3. The method for evaluating a rolling contact fatigue test of a wheel-rail material according to claim 1, wherein: the determining the rolling contact evaluation index includes:

collecting a wheel track rolling contact fatigue section crack damage morphology picture with the test diameter within a preset range under the working condition of a laboratory;

randomly selecting N cracks as a sample library, and giving damage degree values to the cracks in the sample by combining a Delphi expert evaluation method and a non-parameter evaluation method;

obtaining quantitative evaluation indexes reflecting rolling contact fatigue damage through measurement primary selection, wherein the quantitative evaluation indexes comprise crack density, crack width, crack depth, crack length and crack angle;

and carrying out pearson correlation analysis on four primary selection evaluation indexes of crack width, crack depth, crack length and crack angle of all the cracks in the sample library and the damage degree value, removing the crack angle of the primary selection evaluation indexes according to analysis results, screening three evaluation indexes of the crack width, the crack depth and the crack length, and taking the three evaluation indexes and the crack density as final evaluation indexes.
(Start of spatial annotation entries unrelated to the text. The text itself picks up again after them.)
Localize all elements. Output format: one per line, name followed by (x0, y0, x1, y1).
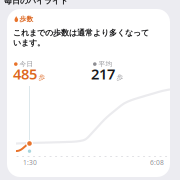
staticText: 歩 (38, 73, 46, 81)
staticText: 6:08 (150, 158, 164, 167)
staticText: 歩数 (20, 15, 34, 23)
staticText: 1:30 (23, 158, 37, 167)
staticText: 485 (13, 64, 37, 84)
staticText: 歩 (116, 73, 124, 81)
staticText: 平均 (99, 60, 113, 68)
staticText: 217 (91, 64, 115, 84)
staticText: これまでの歩数は通常より多くなっています。 (13, 28, 149, 48)
staticText: 毎日のハイライト (4, 0, 68, 6)
staticText: 今日 (20, 60, 34, 68)
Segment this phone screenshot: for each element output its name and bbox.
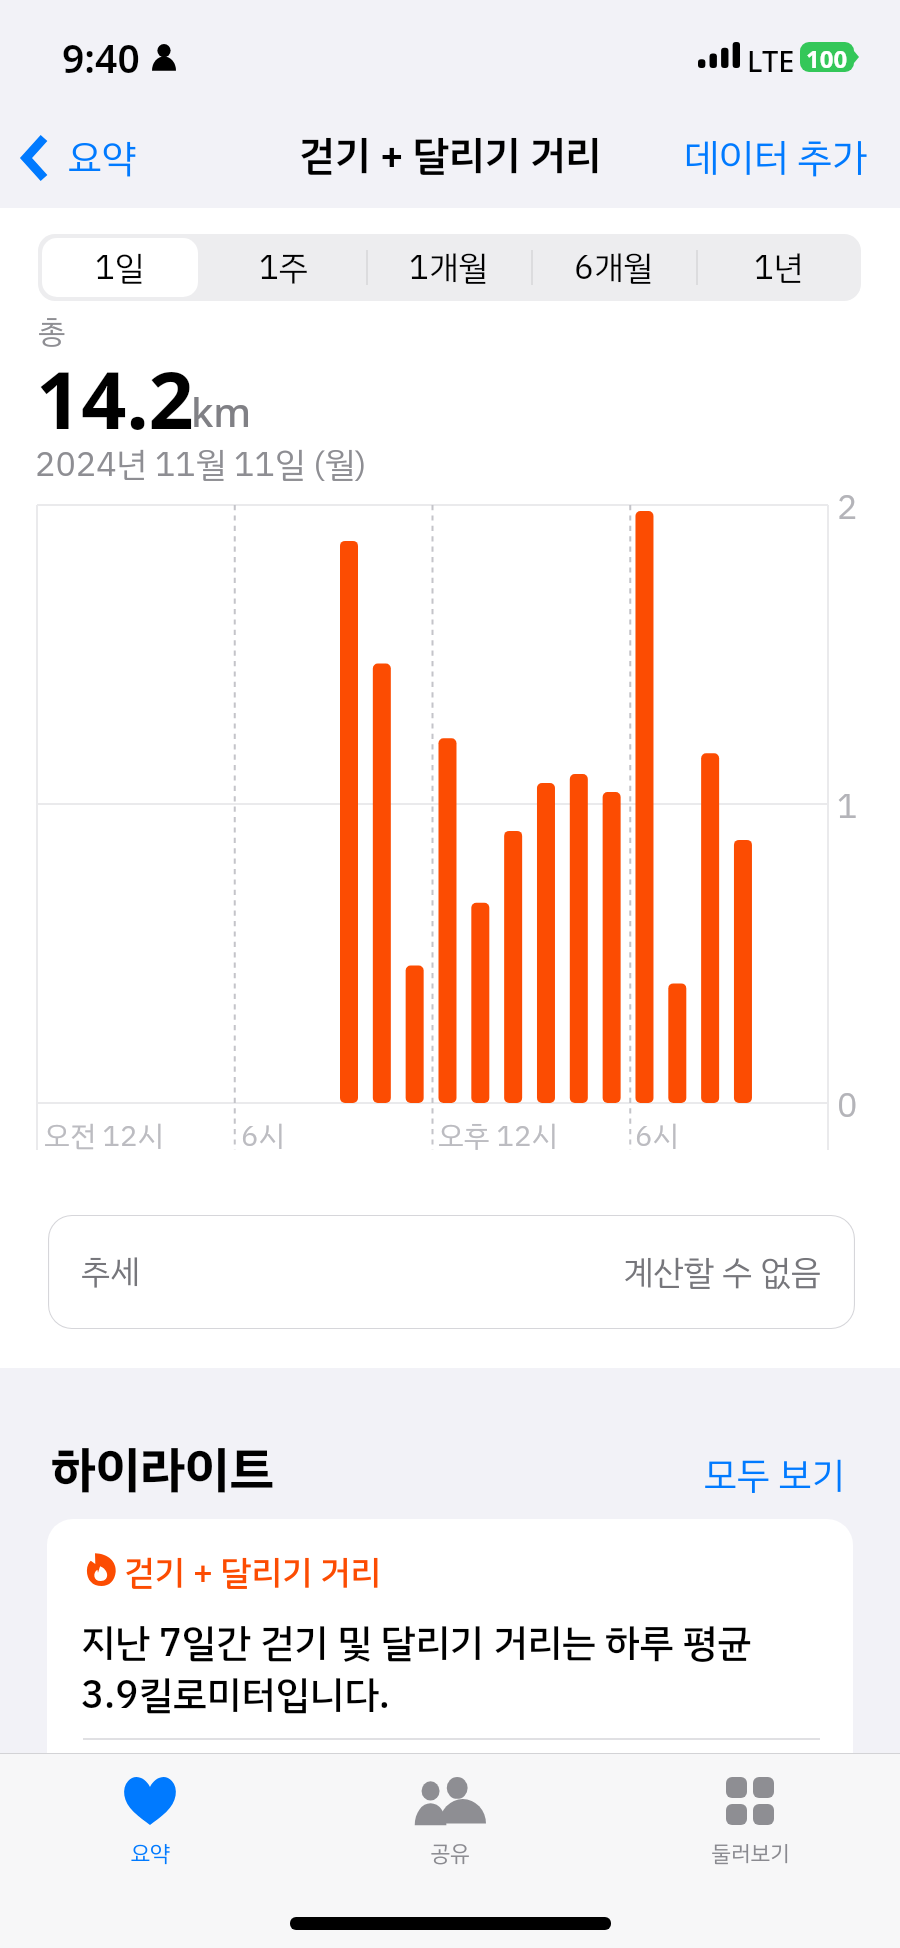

4. The method for evaluating a rolling contact fatigue test of a wheel-rail material according to claim 3, wherein: the step of assigning damage degree values to cracks in the sample by combining the Delphi expert evaluation method and the non-parameter estimation method comprises the following steps:

A1, roughly dividing N sample cracks into M stages from small damage degree to large damage degree by a first analyst, wherein each type of N/M cracks;

a2, comparing the most serious crack in the m-th stage with the least slight crack in the m+1-th stage, and if the most serious crack in the m-th stage is more serious than the least slight crack in the m+1-th stage, exchanging the most serious crack in the m-th stage with the least slight crack in the m+1-th stage, otherwise, keeping unchanged;

A3, repeating the step A2 from the level 1 to the level M-1 on the basis of the exchanged cracks as long as one-time exchange occurs in one round, and ending the crack sequencing until no exchange occurs;

A4, respectively carrying out A2 and A3 on the results of the A3 step by a plurality of second analyzers, and if the results of the plurality of second analyzers are inconsistent, continuing to repeat the step until the results of the plurality of second analyzers are completely consistent, so as to obtain a final section class classification ordering result;

A5, setting the observed values of the m-th level middle section cracks to be m/2.
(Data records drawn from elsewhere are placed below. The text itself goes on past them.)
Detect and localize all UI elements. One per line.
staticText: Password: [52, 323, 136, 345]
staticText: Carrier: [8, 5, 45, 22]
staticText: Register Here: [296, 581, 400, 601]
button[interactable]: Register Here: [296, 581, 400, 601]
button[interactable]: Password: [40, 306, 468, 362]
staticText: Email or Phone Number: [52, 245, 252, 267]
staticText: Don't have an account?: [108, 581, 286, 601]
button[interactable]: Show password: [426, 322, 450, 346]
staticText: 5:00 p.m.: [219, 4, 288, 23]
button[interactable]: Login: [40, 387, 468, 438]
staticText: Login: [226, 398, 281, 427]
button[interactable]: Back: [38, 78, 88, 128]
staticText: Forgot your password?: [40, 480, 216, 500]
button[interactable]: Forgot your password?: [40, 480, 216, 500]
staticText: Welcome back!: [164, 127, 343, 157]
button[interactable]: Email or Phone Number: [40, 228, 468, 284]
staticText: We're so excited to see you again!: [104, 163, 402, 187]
5. The method for evaluating the rolling contact fatigue test of the wheel-rail material according to claim 2, wherein: the test parameter determining method comprises the following steps:

Taking the maximum contact stress of the wheel service as a contact stress P ₀ for test, and determining an experimental load F ₀ of the contact fatigue testing machine based on the contact stress P ₀ for test;

Taking the actual running rotation speed of the wheels in the running process of the train as the test rotation speed V ₀ of the driving wheel of the tester;

Selecting a set slip from a slip range in the service process;

The number of dry running-in test cycles satisfies: the friction coefficient is stable in a dry state, and the contact width reaches a preset value;

The dry state and wet state time proportion is formulated according to the service environment, or the wet state time is prolonged, and the test is accelerated;

The dry-wet alternation period satisfies the following conditions: the time from wet state to dry state friction coefficient recovery is less than 10% of a period;

The dry-wet alternation test cycle times satisfy: so that the test sample has obvious rolling contact fatigue damage but does not have massive stripping.